Geometry of abstraction in quantum computation

TL;DR

This paper explores the categorical semantics of quantum algorithms, analyzing function abstraction and classical interfaces, and demonstrates implementing quantum algorithms using abelian groups and relations.

Contribution

It advances the understanding of quantum computation's categorical structure and provides a method to implement quantum algorithms with algebraic relations.

Findings

Categorical semantics clarify quantum function abstraction.

Quantum algorithms can be implemented with abelian groups and relations.

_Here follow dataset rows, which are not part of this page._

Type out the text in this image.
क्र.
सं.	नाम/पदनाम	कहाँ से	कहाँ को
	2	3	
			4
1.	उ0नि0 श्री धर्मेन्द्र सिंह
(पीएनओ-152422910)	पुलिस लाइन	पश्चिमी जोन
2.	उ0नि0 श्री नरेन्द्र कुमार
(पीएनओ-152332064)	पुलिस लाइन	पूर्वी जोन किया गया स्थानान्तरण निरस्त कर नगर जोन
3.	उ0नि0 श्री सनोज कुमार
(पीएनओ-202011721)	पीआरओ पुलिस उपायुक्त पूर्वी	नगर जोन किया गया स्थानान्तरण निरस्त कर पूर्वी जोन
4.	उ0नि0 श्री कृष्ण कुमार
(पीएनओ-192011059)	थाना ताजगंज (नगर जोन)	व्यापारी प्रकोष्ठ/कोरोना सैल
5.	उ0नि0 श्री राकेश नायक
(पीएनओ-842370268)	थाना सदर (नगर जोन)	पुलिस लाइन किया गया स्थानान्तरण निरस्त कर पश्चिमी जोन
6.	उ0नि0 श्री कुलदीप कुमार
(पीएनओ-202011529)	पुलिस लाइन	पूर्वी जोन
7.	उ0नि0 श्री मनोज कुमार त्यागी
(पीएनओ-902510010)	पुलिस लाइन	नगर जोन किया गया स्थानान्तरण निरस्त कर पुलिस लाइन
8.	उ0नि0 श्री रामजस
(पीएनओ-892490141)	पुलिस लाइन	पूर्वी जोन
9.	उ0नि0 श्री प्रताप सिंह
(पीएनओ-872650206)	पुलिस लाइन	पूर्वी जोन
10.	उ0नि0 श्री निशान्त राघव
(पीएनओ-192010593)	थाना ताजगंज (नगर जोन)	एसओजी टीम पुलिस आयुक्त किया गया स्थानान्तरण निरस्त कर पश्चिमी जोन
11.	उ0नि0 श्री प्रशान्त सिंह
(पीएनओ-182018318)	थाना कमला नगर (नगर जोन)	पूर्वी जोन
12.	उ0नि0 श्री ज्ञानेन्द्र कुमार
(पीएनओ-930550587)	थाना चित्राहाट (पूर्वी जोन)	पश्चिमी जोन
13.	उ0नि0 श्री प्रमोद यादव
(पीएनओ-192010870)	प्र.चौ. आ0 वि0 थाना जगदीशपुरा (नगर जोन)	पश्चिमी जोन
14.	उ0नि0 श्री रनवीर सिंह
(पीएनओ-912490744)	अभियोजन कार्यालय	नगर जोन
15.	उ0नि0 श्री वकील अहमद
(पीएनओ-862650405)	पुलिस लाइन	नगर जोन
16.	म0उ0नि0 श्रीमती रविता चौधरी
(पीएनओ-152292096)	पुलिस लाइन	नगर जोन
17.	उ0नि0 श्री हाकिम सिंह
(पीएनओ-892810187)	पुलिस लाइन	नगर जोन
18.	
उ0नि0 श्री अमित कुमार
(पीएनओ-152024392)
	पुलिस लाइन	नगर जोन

Insights into resources needed for quantum algorithms.

Abstract

Quantum algorithms are sequences of abstract operations, performed on non-existent computers. They are in obvious need of categorical semantics. We present some steps in this direction, following earlier contributions of Abramsky, Coecke and Selinger. In particular, we analyze function abstraction in quantum computation, which turns out to characterize its classical interfaces. Some quantum algorithms provide feasible solutions of important hard problems, such as factoring and discrete log (which are the building blocks of modern cryptography). It is of a great practical interest to precisely characterize the computational resources needed to execute such quantum algorithms. There are many ideas how to build a quantum computer. Can we prove some necessary conditions? Categorical semantics help with such questions. We show how to implement an important family of quantum algorithms using just abelian groups and relations.